= George Potra =

Romanian teacher and historian

George Potra (March 16, 1907 – December 19, 1990) was an Austro-Hungarian-born Romanian teacher and historian. He was one of the founders of the historical study of Bucharest.

He was born in 1907 in Săcuieu, Cluj County, but in 1911, his family moved to Bucharest, capital of the Romanian Old Kingdom, where his father worked as a glazier. He completed his secondary studies at the Matei Basarab High School, where Constantin Noica and Barbu Brezianu were his schoolmates. He then studied at the University of Bucharest, having Nicolae Iorga, Constantin Moisil, Nicolae Cartojan, and Constantin C. Giurescu as teachers. He graduated in 1932 magna cum laude and obtained his Ph.D. in history four years later from the same university. From 1932 to 1967, he taught history at some of the best high schools in Bucharest, including Matei Basarab, Mihai Viteazu, and Aurel Vlaicu high schools, as well as the one in Găești.

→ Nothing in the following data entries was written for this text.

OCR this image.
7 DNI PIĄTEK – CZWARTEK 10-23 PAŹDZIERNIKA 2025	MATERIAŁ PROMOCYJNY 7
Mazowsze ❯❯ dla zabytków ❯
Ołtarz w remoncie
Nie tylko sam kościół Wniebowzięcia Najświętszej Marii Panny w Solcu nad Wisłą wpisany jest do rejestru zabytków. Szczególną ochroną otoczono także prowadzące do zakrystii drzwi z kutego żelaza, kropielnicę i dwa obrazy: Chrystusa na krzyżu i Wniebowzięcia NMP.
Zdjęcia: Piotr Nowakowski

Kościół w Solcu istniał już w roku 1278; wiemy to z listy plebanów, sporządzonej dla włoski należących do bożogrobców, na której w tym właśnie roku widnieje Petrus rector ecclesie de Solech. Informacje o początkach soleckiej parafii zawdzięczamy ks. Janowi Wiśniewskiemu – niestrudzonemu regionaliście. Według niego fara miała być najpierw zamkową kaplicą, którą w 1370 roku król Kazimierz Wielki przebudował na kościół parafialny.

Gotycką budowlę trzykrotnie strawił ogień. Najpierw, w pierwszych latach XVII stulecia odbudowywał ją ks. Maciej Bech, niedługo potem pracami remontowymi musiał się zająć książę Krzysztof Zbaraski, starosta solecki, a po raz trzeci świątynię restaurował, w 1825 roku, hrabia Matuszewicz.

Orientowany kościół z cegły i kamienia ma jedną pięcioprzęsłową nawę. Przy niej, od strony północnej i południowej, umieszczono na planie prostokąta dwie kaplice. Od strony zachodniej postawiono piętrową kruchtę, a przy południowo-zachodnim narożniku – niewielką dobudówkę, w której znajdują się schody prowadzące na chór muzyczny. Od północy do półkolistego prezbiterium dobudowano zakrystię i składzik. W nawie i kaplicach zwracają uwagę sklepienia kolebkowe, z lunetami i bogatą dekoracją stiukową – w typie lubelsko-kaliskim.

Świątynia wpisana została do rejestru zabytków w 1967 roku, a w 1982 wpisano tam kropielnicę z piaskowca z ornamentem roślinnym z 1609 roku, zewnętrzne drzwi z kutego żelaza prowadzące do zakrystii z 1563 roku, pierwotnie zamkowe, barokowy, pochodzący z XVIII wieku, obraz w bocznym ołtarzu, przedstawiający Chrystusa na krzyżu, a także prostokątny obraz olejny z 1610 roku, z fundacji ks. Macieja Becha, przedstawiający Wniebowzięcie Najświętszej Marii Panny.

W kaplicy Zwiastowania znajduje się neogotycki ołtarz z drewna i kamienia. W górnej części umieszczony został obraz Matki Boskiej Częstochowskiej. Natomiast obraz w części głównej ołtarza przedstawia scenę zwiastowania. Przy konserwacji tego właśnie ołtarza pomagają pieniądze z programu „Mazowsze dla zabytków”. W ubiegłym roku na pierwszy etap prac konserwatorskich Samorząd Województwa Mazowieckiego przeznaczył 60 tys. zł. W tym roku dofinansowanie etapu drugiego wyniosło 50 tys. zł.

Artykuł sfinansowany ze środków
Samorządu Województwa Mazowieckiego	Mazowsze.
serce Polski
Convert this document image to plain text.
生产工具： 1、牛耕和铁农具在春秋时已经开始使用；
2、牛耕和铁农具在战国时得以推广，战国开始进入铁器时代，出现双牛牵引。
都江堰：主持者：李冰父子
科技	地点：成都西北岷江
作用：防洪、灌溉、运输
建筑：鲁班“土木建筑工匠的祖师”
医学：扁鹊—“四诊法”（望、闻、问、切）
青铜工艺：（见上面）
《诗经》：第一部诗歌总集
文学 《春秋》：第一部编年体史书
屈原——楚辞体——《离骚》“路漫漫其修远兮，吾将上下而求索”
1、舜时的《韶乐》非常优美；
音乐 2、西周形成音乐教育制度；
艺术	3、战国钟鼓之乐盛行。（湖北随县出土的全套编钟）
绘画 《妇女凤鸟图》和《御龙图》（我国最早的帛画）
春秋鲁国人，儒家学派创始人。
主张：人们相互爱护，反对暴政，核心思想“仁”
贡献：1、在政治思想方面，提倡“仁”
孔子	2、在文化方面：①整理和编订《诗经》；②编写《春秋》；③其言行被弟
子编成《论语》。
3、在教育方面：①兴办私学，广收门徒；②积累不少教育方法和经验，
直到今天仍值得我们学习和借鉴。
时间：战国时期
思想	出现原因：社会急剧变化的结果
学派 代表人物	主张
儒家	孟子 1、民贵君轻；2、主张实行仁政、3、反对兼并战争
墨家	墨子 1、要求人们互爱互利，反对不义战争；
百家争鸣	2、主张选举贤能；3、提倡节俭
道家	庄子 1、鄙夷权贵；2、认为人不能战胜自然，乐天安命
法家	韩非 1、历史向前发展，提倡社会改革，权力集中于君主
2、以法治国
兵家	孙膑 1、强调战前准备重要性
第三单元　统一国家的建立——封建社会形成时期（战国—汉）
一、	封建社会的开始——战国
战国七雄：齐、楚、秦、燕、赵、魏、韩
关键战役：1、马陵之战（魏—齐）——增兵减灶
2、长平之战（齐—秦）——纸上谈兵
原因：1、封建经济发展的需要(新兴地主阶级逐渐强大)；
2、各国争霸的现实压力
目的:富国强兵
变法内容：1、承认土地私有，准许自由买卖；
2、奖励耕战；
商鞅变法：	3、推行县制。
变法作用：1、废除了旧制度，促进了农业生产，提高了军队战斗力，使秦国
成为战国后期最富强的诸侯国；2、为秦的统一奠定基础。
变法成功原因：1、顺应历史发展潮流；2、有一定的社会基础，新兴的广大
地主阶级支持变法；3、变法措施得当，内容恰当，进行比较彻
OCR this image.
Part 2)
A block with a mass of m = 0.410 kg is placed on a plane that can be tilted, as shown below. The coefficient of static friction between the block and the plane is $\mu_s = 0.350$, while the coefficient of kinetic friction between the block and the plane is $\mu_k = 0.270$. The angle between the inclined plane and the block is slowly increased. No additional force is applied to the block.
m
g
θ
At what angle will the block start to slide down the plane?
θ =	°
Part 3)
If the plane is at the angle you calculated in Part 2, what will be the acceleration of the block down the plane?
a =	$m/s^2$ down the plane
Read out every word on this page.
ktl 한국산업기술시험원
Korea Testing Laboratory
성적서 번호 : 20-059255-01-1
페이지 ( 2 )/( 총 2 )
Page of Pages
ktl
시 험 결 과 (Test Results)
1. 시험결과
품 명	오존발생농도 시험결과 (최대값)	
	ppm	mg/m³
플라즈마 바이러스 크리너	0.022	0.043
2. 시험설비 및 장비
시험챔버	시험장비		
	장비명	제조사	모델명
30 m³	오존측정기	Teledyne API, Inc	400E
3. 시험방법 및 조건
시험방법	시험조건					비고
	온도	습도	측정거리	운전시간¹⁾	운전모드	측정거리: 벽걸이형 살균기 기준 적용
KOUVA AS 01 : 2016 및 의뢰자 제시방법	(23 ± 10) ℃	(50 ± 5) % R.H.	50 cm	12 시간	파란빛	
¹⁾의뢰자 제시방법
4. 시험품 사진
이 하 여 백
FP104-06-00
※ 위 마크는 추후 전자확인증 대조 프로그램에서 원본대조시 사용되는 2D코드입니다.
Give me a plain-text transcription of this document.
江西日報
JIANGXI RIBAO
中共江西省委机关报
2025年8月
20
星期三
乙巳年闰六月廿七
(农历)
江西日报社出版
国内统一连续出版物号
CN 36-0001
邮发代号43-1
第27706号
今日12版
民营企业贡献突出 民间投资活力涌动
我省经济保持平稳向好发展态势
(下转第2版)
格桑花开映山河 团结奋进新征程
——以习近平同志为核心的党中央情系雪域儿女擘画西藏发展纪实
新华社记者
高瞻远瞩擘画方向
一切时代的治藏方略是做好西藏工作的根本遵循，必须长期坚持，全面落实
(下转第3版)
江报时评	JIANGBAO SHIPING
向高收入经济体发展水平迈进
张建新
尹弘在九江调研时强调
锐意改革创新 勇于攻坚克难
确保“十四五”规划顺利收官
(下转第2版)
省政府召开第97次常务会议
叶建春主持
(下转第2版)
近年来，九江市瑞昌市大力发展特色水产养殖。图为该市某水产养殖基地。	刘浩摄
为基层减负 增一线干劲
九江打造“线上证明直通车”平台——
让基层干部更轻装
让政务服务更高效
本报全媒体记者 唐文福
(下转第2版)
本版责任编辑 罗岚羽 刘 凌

Potra was the father of the historian George G. Potra (1940–2015). He died in Bucharest in 1990, at age 83.

== Bibliography ==
His main work is Din Bucureștii de ieri, in 2 volumes, published in March 1990 by Editura Științifică și Enciclopedică (ISBN 9789732900185). Other historical works include:

- Contribuțiuni la istoricul țiganilor din România, Editura pentru Literatură și Artă, București, 1939.
- Hanurile bucureștene, Tiparul Românesc, București, 1943.
- Documente privitoare la istoria orașului București: (1594–1821), Editura Academiei Republicii Populare Romîne, București, 1961.
- Documente privitoare la istoria orașului București: (1821–1848), Editura Academiei Republicii Socialiste România, București, 1975.